Add DKIM support if dkim-private.pem exists

[SorinGFS]

What does it do?

Basically a check for existance of the dkim-private.pem file is performed, and if the file exists in the project root folder it will be used in provider option, except the case where different options are passed for provider.

Now, if user provides that key and everything is correctly set the result will be dkim=pass (1024-bit key) or (2048-bit key) in validations made by receiving email providers. Its tested!

More details I will provide in the same forum topic where this issue was started : https://forum.strapi.io/t/unsolved-problem-emails-goes-to-spam/512/7?u=soringfs

Why is it needed?

DKIM pass at receiving email providers

Related issue(s)/PR(s)

N/A

[codecov]

Codecov Report

Merging #8376 into master will not change coverage.
The diff coverage is n/a.

@@           Coverage Diff           @@
##           master    #8376   +/-   ##
=======================================
  Coverage   33.19%   33.19%           
=======================================
  Files        1220     1220           
  Lines       13618    13618           
  Branches     1357     1357           
=======================================
  Hits         4521     4521           
  Misses       8212     8212           
  Partials      885      885           

Flag	Coverage Δ
#front	24.72% <ø> (ø)
#unit	54.45% <ø> (ø)

Flags with carried forward coverage won't be shown. Click here to find out more.

---

Continue to review full report at Codecov.

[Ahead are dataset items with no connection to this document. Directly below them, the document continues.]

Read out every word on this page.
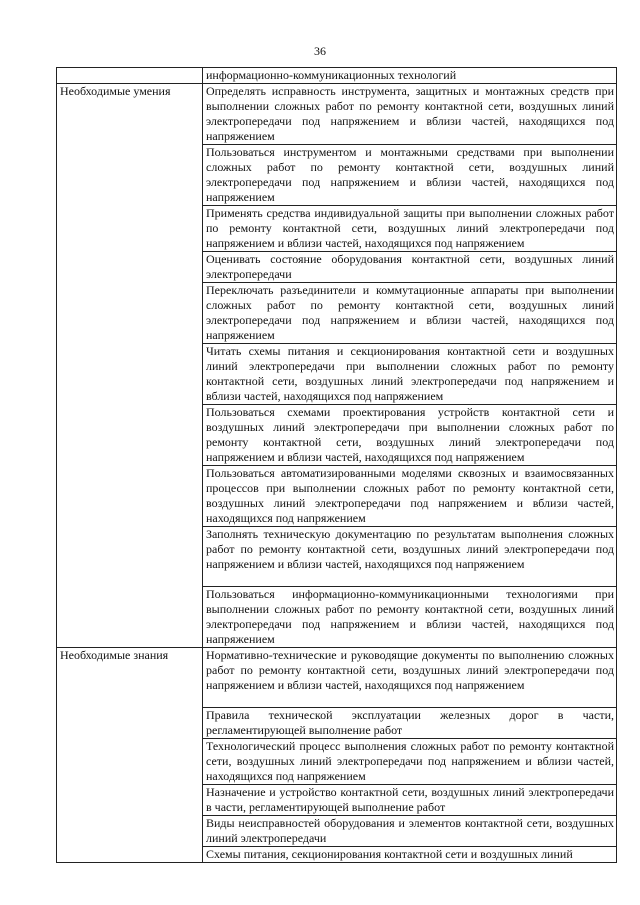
36
	информационно-коммуникационных технологий
Необходимые умения	Определять исправность инструмента, защитных и монтажных средств при выполнении сложных работ по ремонту контактной сети, воздушных линий электропередачи под напряжением и вблизи частей, находящихся под напряжением
	Пользоваться инструментом и монтажными средствами при выполнении сложных работ по ремонту контактной сети, воздушных линий электропередачи под напряжением и вблизи частей, находящихся под напряжением
	Применять средства индивидуальной защиты при выполнении сложных работ по ремонту контактной сети, воздушных линий электропередачи под напряжением и вблизи частей, находящихся под напряжением
	Оценивать состояние оборудования контактной сети, воздушных линий электропередачи
	Переключать разъединители и коммутационные аппараты при выполнении сложных работ по ремонту контактной сети, воздушных линий электропередачи под напряжением и вблизи частей, находящихся под напряжением
	Читать схемы питания и секционирования контактной сети и воздушных линий электропередачи при выполнении сложных работ по ремонту контактной сети, воздушных линий электропередачи под напряжением и вблизи частей, находящихся под напряжением
	Пользоваться схемами проектирования устройств контактной сети и воздушных линий электропередачи при выполнении сложных работ по ремонту контактной сети, воздушных линий электропередачи под напряжением и вблизи частей, находящихся под напряжением
	Пользоваться автоматизированными моделями сквозных и взаимосвязанных процессов при выполнении сложных работ по ремонту контактной сети, воздушных линий электропередачи под напряжением и вблизи частей, находящихся под напряжением
	Заполнять техническую документацию по результатам выполнения сложных работ по ремонту контактной сети, воздушных линий электропередачи под напряжением и вблизи частей, находящихся под напряжением
	Пользоваться информационно-коммуникационными технологиями при выполнении сложных работ по ремонту контактной сети, воздушных линий электропередачи под напряжением и вблизи частей, находящихся под напряжением
Необходимые знания	Нормативно-технические и руководящие документы по выполнению сложных работ по ремонту контактной сети, воздушных линий электропередачи под напряжением и вблизи частей, находящихся под напряжением
	Правила технической эксплуатации железных дорог в части, регламентирующей выполнение работ
	Технологический процесс выполнения сложных работ по ремонту контактной сети, воздушных линий электропередачи под напряжением и вблизи частей, находящихся под напряжением
	Назначение и устройство контактной сети, воздушных линий электропередачи в части, регламентирующей выполнение работ
	Виды неисправностей оборудования и элементов контактной сети, воздушных линий электропередачи
	Схемы питания, секционирования контактной сети и воздушных линий
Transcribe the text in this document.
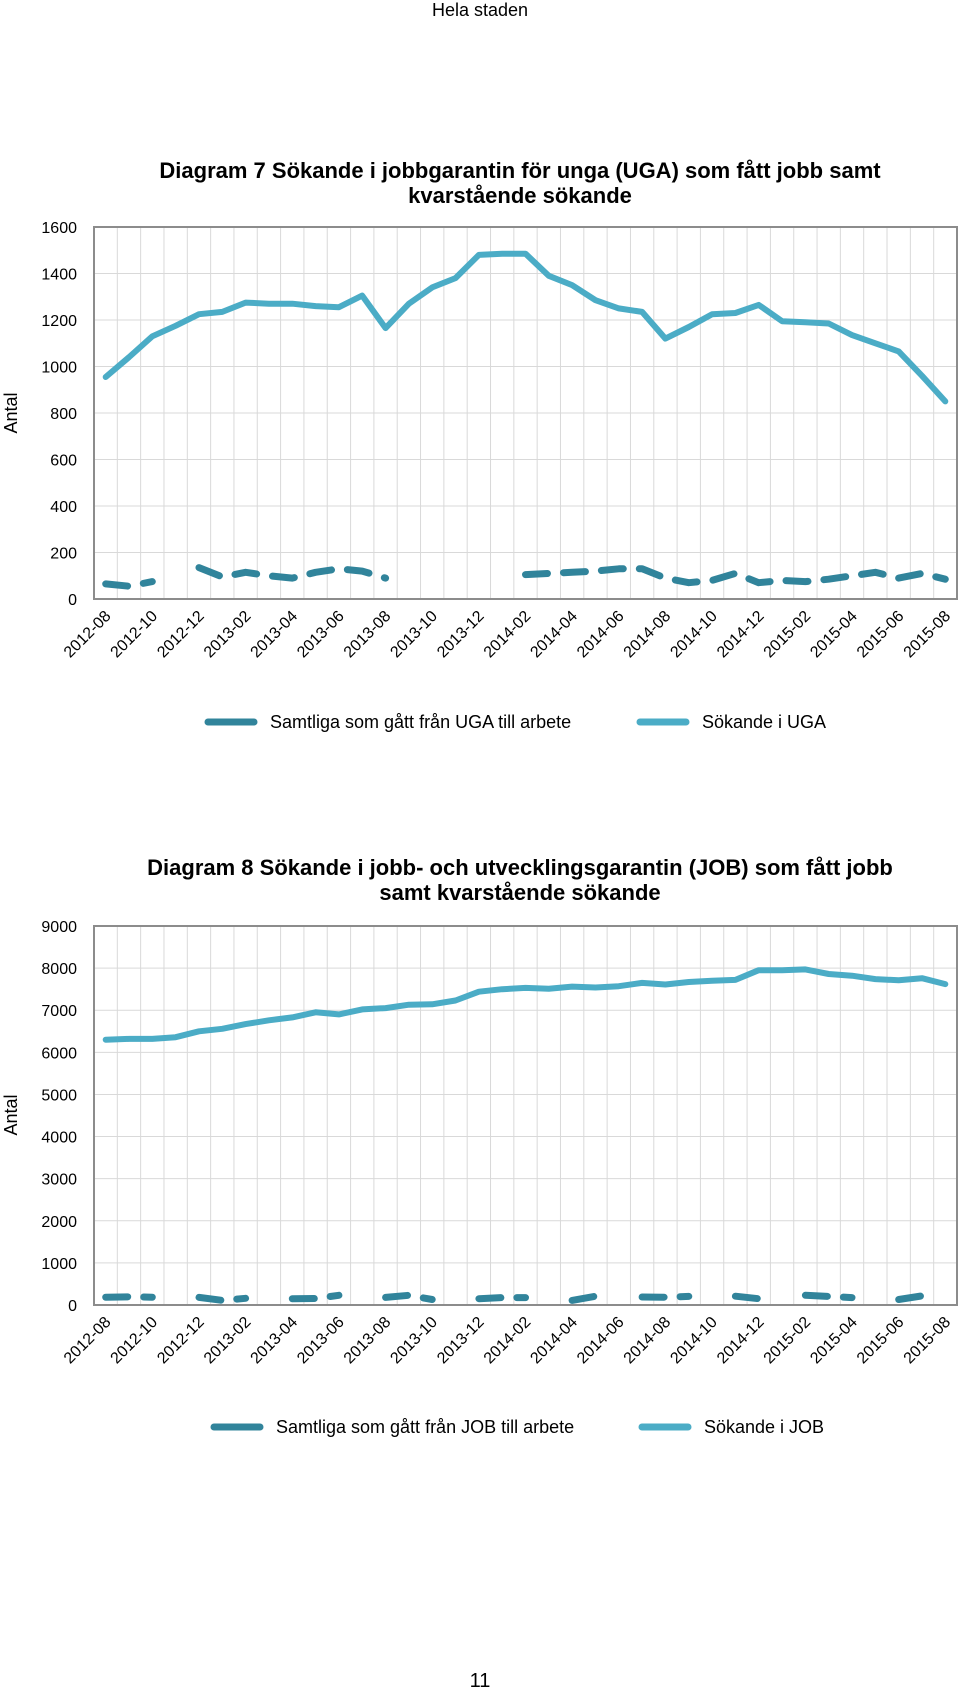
Hela staden
Diagram 7 Sökande i jobbgarantin för unga (UGA) som fått jobb samt
kvarstående sökande
0
200
400
600
800
1000
1200
1400
1600
Antal
2012-08
2012-10
2012-12
2013-02
2013-04
2013-06
2013-08
2013-10
2013-12
2014-02
2014-04
2014-06
2014-08
2014-10
2014-12
2015-02
2015-04
2015-06
2015-08
Samtliga som gått från UGA till arbete	Sökande i UGA
Diagram 8 Sökande i jobb- och utvecklingsgarantin (JOB) som fått jobb
samt kvarstående sökande
0
1000
2000
3000
4000
5000
6000
7000
8000
9000
Antal
2012-08
2012-10
2012-12
2013-02
2013-04
2013-06
2013-08
2013-10
2013-12
2014-02
2014-04
2014-06
2014-08
2014-10
2014-12
2015-02
2015-04
2015-06
2015-08
Samtliga som gått från JOB till arbete	Sökande i JOB
11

Legend - Click here to learn more
Δ = absolute <relative> (impact), ø = not affected, ? = missing data
Powered by Codecov. Last update fad9fda...55c3635. Read the comment docs.

[derrickmehaffy]

Can you add some of the extra options into the doc README for this provider please?
https://github.com/strapi/strapi/blob/master/packages/strapi-provider-email-sendmail/README.md

[lauriejim]

This pull request has been mentioned on Strapi Community. There might be relevant details there:

https://forum.strapi.io/t/unsolved-problem-emails-goes-to-spam/512/7

[SorinGFS]

Can you add some of the extra options into the doc README for this provider please?
https://github.com/strapi/strapi/blob/master/packages/strapi-provider-email-sendmail/README.md

Ofc, I will.

[derrickmehaffy]

@SorinGFS no need to do another PR: #8378 you can just update your forked branch and we will see it here :)

[SorinGFS]

@derrickmehaffy

@SorinGFS no need to do another PR: #8378 you can just update your forked branch and we will see it here :)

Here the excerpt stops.